The Daily Telegraph

WFH means husbands ‘do fewer chores’

- By Joe Pinkstone Science correspond­ent

Husbands slack off on chores when their wives are working from home, a study has found. Women do more of the jobs around the house when both people work remotely, data show, and men only pick up their work rate when their wife goes to the office. Scientists found both partners in a marriage do more household tasks when they have flexible working schedules. However, husbands were found to do fewer chores on days when their wife worked from home.

HUSBANDS slack off on chores when their wives are working from home, a study has found.

Women do more of the jobs around the house when both people are working remotely, data show, and men only pick up their work rate when their wife goes to the office.

Scientists found that both partners in a marriage do more household tasks when they have flexible working schedules compared to when they go into the office every day.

However, husbands were found to do fewer chores on days when their wife worked from home compared to when she was working in the office.

Women, however, did just as much housework, irrespecti­ve of where their husband was working on any given day.
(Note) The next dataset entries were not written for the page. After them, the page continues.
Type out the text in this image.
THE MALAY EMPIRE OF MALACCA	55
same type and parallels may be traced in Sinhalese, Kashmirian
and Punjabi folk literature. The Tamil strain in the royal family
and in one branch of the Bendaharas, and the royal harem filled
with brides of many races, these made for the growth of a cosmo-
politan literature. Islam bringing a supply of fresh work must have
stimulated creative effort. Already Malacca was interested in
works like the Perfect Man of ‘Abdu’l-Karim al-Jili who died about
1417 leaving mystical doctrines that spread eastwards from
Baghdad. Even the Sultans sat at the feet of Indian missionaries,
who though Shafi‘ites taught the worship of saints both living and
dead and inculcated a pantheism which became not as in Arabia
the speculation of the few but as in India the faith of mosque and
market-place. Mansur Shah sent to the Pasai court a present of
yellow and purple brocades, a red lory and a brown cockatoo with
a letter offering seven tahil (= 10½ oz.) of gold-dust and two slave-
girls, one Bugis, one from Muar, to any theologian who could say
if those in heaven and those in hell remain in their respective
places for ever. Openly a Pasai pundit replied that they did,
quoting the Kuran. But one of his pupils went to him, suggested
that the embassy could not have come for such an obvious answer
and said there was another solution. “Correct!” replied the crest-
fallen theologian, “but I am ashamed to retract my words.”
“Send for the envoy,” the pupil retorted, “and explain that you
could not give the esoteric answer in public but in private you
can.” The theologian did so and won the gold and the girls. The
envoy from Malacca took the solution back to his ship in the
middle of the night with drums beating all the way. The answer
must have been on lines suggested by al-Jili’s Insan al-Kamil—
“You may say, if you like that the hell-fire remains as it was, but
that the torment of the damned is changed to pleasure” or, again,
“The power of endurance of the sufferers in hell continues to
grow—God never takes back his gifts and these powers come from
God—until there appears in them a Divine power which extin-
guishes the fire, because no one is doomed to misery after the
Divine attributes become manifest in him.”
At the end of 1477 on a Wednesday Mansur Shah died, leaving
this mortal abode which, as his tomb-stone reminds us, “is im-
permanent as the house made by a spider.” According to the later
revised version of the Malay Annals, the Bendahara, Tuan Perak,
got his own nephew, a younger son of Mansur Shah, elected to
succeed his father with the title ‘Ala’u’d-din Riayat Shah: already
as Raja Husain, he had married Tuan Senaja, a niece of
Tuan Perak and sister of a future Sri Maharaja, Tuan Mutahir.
Two studies during the pandemic saw 165 Chinese couples and 57 Korean pairs fill in a daily log of how much household work they had done and what their work day looked like. “The two studies provide converging results that working from home [vs the office] increased employees’ family task completion for both husbands and wives and that wives working from home (vs the office) decreased husbands’ family task completion,” the scientists write in their study, published in the journal Personnel Psychology.

“We found that men and women don’t have the same experience working from home,” explained Jasmine Hu, lead author of the study and professor of management at the Ohio State University. “There are still some gendered difference­s in how they manage their job and family responsibi­lities.”

The findings also revealed that, when a husband was working from home, wives completed more domestic duties, when they were also working from home compared to when they were in the office.

When women were unable to work from home and had to go into work every day, it was seen that men then did pick up the slack and did more chores. The issue is not an inability of men to do the tasks, but that men inexplicab­ly opted not to do as much work when their wives were also at home with them, leaving the women to shoulder more of the burden.

“These findings suggest that husbands could help remote-working wives when they have more flexible work schedules and do more family tasks when their wives have more rigid work schedules,” Prof Hu said.

The study also found signs that when a husband and wife are both working from home together it leads to conflict.

Arguments occurred over who was pulling their weight and employees also felt guilty that because they were spending work hours doing chores, they were less engaged in their work.

“Managers should form realistic expectatio­ns about how much work their remote-working employees can handle and show more understand­ing of the home working situations of dualearner couples,” Prof Hu said.